Parson's Court, Newcastle, Co Dublin
Parson's Court, Newcastle, Co Dublin

A special Mass was organised by co-parish priest Fr Kevin Doherty at St Finian’s Church on Saturday morning for the community and a book of condolences was  opened.

“What we prayed for at Mass today was, we prayed out of the fact that we have no words to speak but our presence is words speaking,” Fr Doherty told The Irish Times.

“We pray especially for parents and children.

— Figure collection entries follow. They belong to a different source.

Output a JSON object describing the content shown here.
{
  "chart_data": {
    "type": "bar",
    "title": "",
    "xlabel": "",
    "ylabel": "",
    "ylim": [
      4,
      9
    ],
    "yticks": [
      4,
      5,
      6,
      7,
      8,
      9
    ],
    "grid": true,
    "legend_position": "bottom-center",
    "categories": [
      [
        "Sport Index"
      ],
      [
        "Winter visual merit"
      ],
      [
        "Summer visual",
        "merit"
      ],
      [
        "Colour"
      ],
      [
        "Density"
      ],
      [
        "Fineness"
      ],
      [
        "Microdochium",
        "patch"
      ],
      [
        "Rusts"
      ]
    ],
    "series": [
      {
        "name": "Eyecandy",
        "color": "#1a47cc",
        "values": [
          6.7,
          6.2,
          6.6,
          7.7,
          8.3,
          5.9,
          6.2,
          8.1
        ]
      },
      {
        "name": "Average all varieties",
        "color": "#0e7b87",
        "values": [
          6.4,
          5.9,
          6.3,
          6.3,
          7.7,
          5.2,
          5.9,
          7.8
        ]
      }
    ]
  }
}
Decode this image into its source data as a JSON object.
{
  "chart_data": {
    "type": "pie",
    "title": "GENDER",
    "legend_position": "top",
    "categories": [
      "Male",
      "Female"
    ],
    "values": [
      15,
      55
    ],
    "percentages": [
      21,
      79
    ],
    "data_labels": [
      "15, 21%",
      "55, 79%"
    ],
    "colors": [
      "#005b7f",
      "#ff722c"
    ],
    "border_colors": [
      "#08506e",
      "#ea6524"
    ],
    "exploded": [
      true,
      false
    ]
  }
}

We spoke about the darkness [that] has come but the light is present among us and that each one of us will be a light to another.”

Fr Doherty said when grief comes to a family or parish “it leaves its calling card; and its calling card is one of darkness and loss and disillusionment”.

He added local Church of Ireland members had also attended the Mass which was “nice to see; because everybody is trying to make this journey together for the family”.

A father-of-four whose children played with the McGinley children in a local playground said: “they were just normal little kids...they were out there playing and they were happy”.

The man, who lives close to Parson’s Court with his family, said the community is “shocked”.

“It’s something you don’t want to hear. You always think it happens in other places. You don’t think it’s going to happen on your doorstep,” he said.

Local councillor Emer Higgins said the community in Newcastle and surrounding areas was “heartbroken”.

“This is just an unthinkable tragedy, we’ve really tight knit communities right across Newcastle, Rathcoole and Saggart. We’re all just heartbroken,” the Fine Gael councillor said.

“The community came together this morning to pray for the family and my own thoughts and prayers are with everyone who is grieving with them. I think in times like this it’s really good for a community to come together.”